Over in the West End of London, nine dealers were showing works in the raw, unfinished spaces of 22-24 Cork Street, a newly redeveloped office and gallery block in the heart of the city’s luxury retail district. These included new pieces by the Korean artist Kang Seung Lee, presented by Commonwealth & Council gallery of Los Angeles, making its debut at Condo.
Mr. Kang was showing a hammock-like scroll, priced at about $10,000, that commemorated Goh Choo San, a Chinese choreographer who died of an AIDS-related illness in the 1980s. Works by Mr. Kang, like those of Ms. Culprit, have yet to appear on the auction market.

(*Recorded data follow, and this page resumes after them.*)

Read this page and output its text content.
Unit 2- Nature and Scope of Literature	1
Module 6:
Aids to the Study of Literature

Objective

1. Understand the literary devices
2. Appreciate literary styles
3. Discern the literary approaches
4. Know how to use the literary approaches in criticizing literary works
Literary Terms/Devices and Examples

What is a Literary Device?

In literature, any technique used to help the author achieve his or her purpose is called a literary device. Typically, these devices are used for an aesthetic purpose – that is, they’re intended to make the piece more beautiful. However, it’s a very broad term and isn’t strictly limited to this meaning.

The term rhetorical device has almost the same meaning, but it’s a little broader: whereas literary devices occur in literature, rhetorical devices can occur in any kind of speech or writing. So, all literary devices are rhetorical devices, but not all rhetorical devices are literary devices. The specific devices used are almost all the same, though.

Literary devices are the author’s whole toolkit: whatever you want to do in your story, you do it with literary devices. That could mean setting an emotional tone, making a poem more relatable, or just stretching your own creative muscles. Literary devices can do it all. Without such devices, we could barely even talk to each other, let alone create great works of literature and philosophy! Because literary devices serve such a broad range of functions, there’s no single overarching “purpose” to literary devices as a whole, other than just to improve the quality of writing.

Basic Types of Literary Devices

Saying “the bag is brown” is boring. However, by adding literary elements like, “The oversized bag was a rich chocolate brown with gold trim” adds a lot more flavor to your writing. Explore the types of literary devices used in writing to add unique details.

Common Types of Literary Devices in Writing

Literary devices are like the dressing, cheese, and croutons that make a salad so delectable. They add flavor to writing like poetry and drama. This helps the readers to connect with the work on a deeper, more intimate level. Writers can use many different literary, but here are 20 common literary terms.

Commonwealth & Council was being hosted by the Dublin and London dealership Mother’s Tankstation, whose director, David Godbold, was enthusiastic about Condo. “I think it’s a game-changer,” he said.

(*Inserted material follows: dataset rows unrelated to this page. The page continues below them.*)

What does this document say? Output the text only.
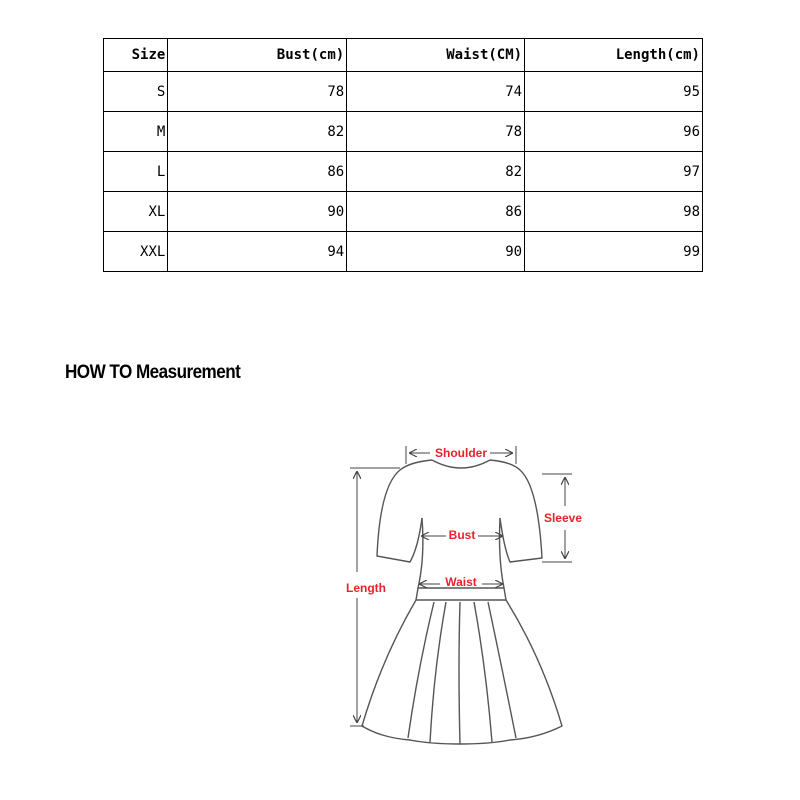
Size	Bust(cm)	Waist(CM)	Length(cm)
S	78	74	95
M	82	78	96
L	86	82	97
XL	90	86	98
XXL	94	90	99
HOW TO Measurement
Shoulder
Sleeve
Bust
Waist
Length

“It takes all the benefits of an art fair and puts them back into the bricks and mortar space,” Mr. Godbold said, adding that it turned going to galleries into an event again. “And it’s a model that can be transported across the world.”
But can a commercially low-key event like Condo be a serious alternative to a major contemporary art fair? The collaboration connects dealers with London-based curators and collectors, but on the weekend, at least, there was a conspicuous absence of the wealthy international clientele that flies in for Art Basel or Frieze.
“That may come later in the month. London does get international traffic,” said Ms. Gerazouni of The Breeder, which also exhibits at Art Basel and Frieze. Ms. Gerazouni, like the other dealers involved with this collaboration, still finds it essential to participate in selected art fairs. “It’s a supplement. Condo complements.”